Fisikawan
ternama ini bernama lengkap Abu Ali Al-Hasan Ibn Al-Hasan (atau
al-Husain) Ibn Al-Haitham. Ia lahir tahun 965 di Basrah (Irak). Namun
namanya mulai masyhur di Mesir, saat pemerintahan Islam dipimpin oleh
Khalifah Al-Hakim (996-1020). Fisikawan Muslim terbesar dan salah satu
pakar optik terbesar sepanjang masa, itu wafat di Kairo sekitar tahun
1039.
Sepanjang hidupnya, Al-Haitham telah
menulis sekitar 70 kitab. Salah satu kitabnya, Al-Manazir, telah
diterjemahkan ke dalam bahasa Latin dengan tajuk Opticae Thesaurus.
Dalam kitabnya Al-Haitham mengatakan, proses melihat adalah jatuhnya
cahaya ke mata. Bukan karena sorot mata sebagaimana diyakini orang sejak
zaman Aristoteles. Dalam kitab itu ia juga menjelaskan berbagai cara
untuk membuat teropong dan kamera sederhana (kamera obscura).
Kitab tentang optika ini telah
menginspirasi para ilmuwan Barat seperti Roger Bacon dan Johann Kepler.

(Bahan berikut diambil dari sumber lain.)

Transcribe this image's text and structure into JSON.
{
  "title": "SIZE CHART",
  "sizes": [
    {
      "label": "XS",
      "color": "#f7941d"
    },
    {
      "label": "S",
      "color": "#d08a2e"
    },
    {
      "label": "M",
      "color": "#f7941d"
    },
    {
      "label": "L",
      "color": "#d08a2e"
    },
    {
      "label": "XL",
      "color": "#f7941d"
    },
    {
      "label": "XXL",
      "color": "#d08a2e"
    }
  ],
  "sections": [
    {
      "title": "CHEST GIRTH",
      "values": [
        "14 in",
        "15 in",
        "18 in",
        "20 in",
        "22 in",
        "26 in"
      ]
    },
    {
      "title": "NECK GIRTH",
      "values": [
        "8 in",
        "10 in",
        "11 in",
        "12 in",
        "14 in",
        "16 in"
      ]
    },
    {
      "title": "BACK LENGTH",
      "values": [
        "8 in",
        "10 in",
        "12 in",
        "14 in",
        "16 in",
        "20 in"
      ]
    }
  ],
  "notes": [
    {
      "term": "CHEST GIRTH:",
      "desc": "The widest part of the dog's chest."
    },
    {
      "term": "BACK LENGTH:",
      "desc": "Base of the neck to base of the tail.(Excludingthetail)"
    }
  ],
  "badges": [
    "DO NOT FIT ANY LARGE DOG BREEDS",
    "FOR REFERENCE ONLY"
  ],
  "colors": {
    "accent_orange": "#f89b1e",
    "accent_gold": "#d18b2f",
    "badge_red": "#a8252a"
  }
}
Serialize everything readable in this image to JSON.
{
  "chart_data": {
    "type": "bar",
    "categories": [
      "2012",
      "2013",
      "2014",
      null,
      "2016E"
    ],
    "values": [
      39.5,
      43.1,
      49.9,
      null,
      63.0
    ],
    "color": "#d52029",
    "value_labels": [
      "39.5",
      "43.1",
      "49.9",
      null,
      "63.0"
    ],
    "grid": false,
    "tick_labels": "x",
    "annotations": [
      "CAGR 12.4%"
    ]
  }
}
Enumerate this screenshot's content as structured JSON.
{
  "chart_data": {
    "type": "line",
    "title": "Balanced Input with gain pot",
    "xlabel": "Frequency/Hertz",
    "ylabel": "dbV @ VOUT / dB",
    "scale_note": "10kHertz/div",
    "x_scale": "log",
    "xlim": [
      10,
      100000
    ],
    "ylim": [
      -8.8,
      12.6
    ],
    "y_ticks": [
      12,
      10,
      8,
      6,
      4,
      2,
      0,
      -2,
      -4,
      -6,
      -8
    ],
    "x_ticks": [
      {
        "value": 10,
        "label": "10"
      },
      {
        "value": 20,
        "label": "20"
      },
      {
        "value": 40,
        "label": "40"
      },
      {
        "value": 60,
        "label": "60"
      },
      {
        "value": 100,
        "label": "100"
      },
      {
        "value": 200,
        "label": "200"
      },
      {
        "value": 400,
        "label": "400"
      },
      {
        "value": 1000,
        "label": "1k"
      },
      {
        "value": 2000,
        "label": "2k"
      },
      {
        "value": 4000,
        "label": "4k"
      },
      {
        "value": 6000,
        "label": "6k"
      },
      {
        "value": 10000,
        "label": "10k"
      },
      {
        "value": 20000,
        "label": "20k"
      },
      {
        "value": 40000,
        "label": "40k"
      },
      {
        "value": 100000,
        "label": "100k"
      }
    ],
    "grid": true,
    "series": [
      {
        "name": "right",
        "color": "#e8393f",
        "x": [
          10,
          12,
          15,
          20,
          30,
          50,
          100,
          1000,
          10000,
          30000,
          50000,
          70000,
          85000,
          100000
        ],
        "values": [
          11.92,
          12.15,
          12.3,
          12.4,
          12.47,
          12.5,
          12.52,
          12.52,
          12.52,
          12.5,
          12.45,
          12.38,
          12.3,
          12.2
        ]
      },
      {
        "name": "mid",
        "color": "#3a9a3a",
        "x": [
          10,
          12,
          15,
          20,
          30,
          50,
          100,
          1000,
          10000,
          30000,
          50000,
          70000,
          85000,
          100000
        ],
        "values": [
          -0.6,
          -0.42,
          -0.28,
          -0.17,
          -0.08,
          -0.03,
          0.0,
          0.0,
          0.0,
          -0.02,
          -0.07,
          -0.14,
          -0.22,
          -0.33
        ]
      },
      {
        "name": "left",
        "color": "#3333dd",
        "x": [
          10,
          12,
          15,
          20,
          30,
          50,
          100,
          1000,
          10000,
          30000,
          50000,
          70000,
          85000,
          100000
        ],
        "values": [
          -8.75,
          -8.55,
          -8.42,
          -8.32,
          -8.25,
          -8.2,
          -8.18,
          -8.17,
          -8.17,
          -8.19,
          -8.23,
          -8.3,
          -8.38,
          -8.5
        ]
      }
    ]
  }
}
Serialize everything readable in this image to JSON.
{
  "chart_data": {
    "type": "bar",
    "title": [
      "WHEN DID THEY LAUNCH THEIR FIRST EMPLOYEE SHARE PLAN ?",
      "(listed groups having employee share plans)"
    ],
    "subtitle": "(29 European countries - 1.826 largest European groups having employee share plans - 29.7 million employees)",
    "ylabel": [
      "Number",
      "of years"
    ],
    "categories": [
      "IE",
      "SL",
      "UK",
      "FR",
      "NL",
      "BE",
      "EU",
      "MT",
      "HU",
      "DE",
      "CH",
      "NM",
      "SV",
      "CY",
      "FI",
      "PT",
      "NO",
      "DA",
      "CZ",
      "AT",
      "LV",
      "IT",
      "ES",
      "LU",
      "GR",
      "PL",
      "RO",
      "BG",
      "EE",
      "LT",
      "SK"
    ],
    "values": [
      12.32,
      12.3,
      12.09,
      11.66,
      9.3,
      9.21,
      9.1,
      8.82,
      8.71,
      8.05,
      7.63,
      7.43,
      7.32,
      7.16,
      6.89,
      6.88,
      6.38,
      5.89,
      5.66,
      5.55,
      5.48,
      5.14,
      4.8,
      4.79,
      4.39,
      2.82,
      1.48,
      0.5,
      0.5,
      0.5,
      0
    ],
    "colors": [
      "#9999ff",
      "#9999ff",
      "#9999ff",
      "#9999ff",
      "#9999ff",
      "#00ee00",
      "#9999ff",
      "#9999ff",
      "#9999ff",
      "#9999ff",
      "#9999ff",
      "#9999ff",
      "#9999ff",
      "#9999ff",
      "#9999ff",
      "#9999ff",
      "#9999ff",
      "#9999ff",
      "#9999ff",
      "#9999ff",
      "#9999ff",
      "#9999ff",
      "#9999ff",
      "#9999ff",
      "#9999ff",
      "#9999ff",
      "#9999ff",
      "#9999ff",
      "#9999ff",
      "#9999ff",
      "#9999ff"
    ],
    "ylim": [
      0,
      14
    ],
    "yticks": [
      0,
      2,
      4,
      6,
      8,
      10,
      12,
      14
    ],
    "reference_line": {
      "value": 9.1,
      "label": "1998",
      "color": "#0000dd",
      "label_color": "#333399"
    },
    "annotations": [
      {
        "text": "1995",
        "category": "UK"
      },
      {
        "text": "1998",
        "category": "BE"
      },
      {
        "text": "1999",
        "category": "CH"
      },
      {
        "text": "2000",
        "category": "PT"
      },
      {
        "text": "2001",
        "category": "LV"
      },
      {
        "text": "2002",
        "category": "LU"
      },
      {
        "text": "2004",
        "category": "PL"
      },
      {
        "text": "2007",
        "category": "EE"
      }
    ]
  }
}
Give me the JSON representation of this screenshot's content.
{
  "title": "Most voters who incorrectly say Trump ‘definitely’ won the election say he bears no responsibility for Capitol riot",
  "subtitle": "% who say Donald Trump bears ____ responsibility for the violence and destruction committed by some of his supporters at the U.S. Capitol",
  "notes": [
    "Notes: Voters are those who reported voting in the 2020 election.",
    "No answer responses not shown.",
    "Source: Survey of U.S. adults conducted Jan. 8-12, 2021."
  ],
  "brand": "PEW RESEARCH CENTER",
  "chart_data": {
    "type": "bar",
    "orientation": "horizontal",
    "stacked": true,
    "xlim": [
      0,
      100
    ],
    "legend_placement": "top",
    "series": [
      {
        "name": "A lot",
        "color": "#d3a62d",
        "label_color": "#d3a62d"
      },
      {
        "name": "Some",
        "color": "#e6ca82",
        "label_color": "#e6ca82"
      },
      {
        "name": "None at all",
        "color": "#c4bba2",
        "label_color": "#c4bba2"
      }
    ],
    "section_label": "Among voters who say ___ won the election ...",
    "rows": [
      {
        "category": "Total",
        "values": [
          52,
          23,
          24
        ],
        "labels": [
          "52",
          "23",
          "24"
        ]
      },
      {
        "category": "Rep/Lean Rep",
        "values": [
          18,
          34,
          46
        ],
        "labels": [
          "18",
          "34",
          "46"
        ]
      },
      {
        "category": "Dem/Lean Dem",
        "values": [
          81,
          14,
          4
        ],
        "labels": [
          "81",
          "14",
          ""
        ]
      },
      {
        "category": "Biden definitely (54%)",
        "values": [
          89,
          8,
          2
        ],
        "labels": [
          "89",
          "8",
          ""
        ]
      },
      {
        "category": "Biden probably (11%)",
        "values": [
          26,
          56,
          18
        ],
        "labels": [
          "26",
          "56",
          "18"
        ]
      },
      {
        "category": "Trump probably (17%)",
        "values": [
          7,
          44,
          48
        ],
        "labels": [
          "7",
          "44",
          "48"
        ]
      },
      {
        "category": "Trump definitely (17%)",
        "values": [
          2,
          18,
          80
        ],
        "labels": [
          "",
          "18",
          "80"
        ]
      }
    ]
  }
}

Tak heran jika Al-Hazen, demikian Barat menyebut nama Al-Haitham,
mendapat gelar ”Bapak Optika Modern”.
Al-Haitham juga dinilai telah memberikan
sumbangan besar bagi kemajuan metode penelitian. Ia telah memulai suatu
tradisi metode ilmiah untuk menguji sebuah hipotesis, 600 tahun
mendahului Rene Descartes yang dianggap Bapak Metode Ilmiah Eropa di
zaman Rennaisance. Metode ilmiah Al-Haitham diawali dari pengamatan
empiris, perumusan masalah, formulasi hipotesis, uji hipotesis dengan
melakukan penelitian, analisis hasil penelitian, interpretasi data dan
formulasi kesimpulan, serta diakhiri dengan publikasi. Selain fisikawan,
Al-Haitham juga dikenal sebagai astronom dan matematikawan. Ia telah
menulis komentar tentang Aristoteles dan Galen.